1) Is it correct to say that tensors in E's field
equations can be represented as 4x4 matrices which have
different representations depending on the coordinate
system being used, but represent the same object?


That's right as far as it goes.   Tensors can be of any
order.  The curvature tensor is 4x4x4x4.


2) In SR we use the LT to transform from
one*non-accelerating* frame to another. In GR, what is
the transformation for going from one *accelerating*
frame to another?


The Lorentz transform, but only in a local patch.
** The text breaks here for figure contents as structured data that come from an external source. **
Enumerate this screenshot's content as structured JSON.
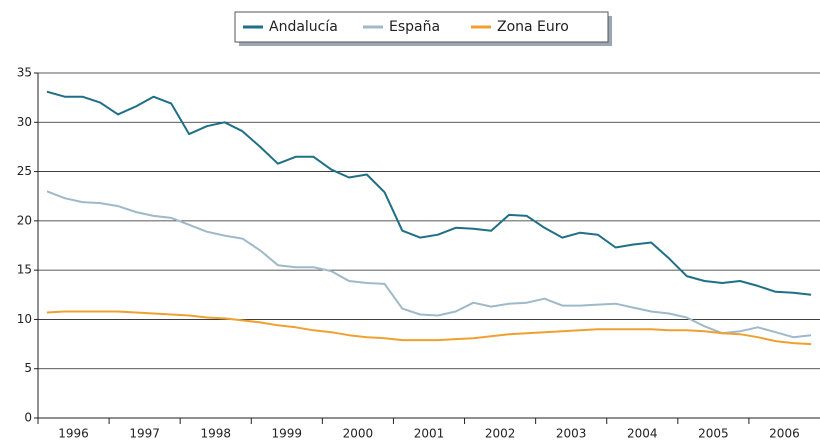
{
  "chart_data": {
    "type": "line",
    "categories": [
      "1996",
      null,
      null,
      null,
      "1997",
      null,
      null,
      null,
      "1998",
      null,
      null,
      null,
      "1999",
      null,
      null,
      null,
      "2000",
      null,
      null,
      null,
      "2001",
      null,
      null,
      null,
      "2002",
      null,
      null,
      null,
      "2003",
      null,
      null,
      null,
      "2004",
      null,
      null,
      null,
      "2005",
      null,
      null,
      null,
      "2006",
      null,
      null,
      null
    ],
    "series": [
      {
        "name": "Andalucía",
        "color": "#1f6f86",
        "values": [
          33.1,
          32.6,
          32.6,
          32.0,
          30.8,
          31.6,
          32.6,
          31.9,
          28.8,
          29.6,
          30.0,
          29.1,
          27.5,
          25.8,
          26.5,
          26.5,
          25.2,
          24.4,
          24.7,
          22.9,
          19.0,
          18.3,
          18.6,
          19.3,
          19.2,
          19.0,
          20.6,
          20.5,
          19.3,
          18.3,
          18.8,
          18.6,
          17.3,
          17.6,
          17.8,
          16.2,
          14.4,
          13.9,
          13.7,
          13.9,
          13.4,
          12.8,
          12.7,
          12.5
        ]
      },
      {
        "name": "España",
        "color": "#9fb9c8",
        "values": [
          23.0,
          22.3,
          21.9,
          21.8,
          21.5,
          20.9,
          20.5,
          20.3,
          19.6,
          18.9,
          18.5,
          18.2,
          17.0,
          15.5,
          15.3,
          15.3,
          14.9,
          13.9,
          13.7,
          13.6,
          11.1,
          10.5,
          10.4,
          10.8,
          11.7,
          11.3,
          11.6,
          11.7,
          12.1,
          11.4,
          11.4,
          11.5,
          11.6,
          11.2,
          10.8,
          10.6,
          10.2,
          9.3,
          8.6,
          8.8,
          9.2,
          8.7,
          8.2,
          8.4
        ]
      },
      {
        "name": "Zona Euro",
        "color": "#f0a030",
        "values": [
          10.7,
          10.8,
          10.8,
          10.8,
          10.8,
          10.7,
          10.6,
          10.5,
          10.4,
          10.2,
          10.1,
          9.9,
          9.7,
          9.4,
          9.2,
          8.9,
          8.7,
          8.4,
          8.2,
          8.1,
          7.9,
          7.9,
          7.9,
          8.0,
          8.1,
          8.3,
          8.5,
          8.6,
          8.7,
          8.8,
          8.9,
          9.0,
          9.0,
          9.0,
          9.0,
          8.9,
          8.9,
          8.8,
          8.6,
          8.5,
          8.2,
          7.8,
          7.6,
          7.5
        ]
      }
    ],
    "ylim": [
      0,
      35
    ],
    "yticks": [
      0,
      5,
      10,
      15,
      20,
      25,
      30,
      35
    ],
    "grid": true,
    "legend": "top"
  }
}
*That's what I thought you would say. But how does this
advance Einstein's presumed project of finding how the laws of
physics are invariant for accelerating frames? How did it
morph into a theory of gravity? TIA, AG *


*Or suppose, using GR, that two frames are NOT within the same
local patch.  If we can't use the LT, how can we transform from
one frame to the other? TIA, AG *
*
*
*Or suppose we have two arbitrary accelerating frames, again NOT
within the same local patch, is it true that Maxwell's Equations
are covariant under some transformation, and what is that
transformation? TIA, AG*


*I think I can simplify my issue here, if indeed there is an issue: 
did Einstein, or anyone, ever prove what I will call the General 
Principle of Relativity, namely that the laws of physics are invariant 
for accelerating frames? If the answer is affirmative, is there a 
transformation equation for Maxwell's Equations which leaves them 
unchanged for arbitrary accelerating frames? TIA, AG

*


Your question isn't clear.  If you're simply asking about the equations 
describing physics/*as expressed*/ in an accelerating (e.g. rotating) 
reference frame, that's pretty trivial.  You write the equations in 
whatever reference frame is convenient (usually an inertial one) and 
then transform the coordinates to the accelerated frame coordinates.   
But if you're asking about what equations describe some physical system 
while it is being accelerated as compared to it not being accelerated, 
that's more complicated.  Maxwell's equations apply to the description 
of the EM field of an accelerating charged particle and show that the 
particle loses energy to an EM wave, but how the particle interacts with 
it's own field when accelerated produces unrealistic results which were 
superceded by quantum field theory.  Bill Unruh showed that the 
accelerated system interacts with the vacuum as though the vacuum is hot.